Based upon, subject to and limited by the foregoing, we are of the opinion that the Placement Shares have been duly and validly authorized and upon issuance, delivery and payment therefor in the manner contemplated by the Registration Statement, the Base Prospectus and the Prospectus Supplement, will be legally issued, fully paid and nonassessable.

This opinion is furnished to you in connection with the filing by the Company of a Current Report on Form 8-K relating to the offer and sale of the Placement Shares, which Form 8-K will be incorporated by reference into the Registration Statement, the Base Prospectus and the Prospectus Supplement and may not be relied upon for any other purpose without our express written consent. No opinion may be implied or inferred beyond the opinion expressly stated.

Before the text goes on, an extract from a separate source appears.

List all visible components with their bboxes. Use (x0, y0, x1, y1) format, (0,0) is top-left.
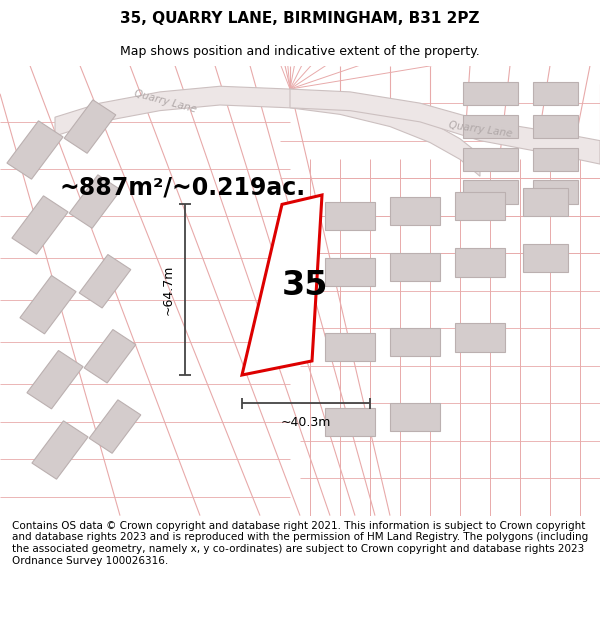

This opinion is given as of the date hereof, and we assume no obligation to advise you of any changes in applicable law or any facts or circumstances that come to our attention after the date hereof that may affect the opinion contained herein.

We hereby consent to the filing of this opinion as an exhibit to the above-described Current Report on Form 8-K and to the reference to our firm contained under the heading “Legal Matters” in the Prospectus Supplement. In giving this consent, we do not admit that we are in the category of persons whose consent is required by Section 7 of the Securities Act or the rules and regulations promulgated by the Commission.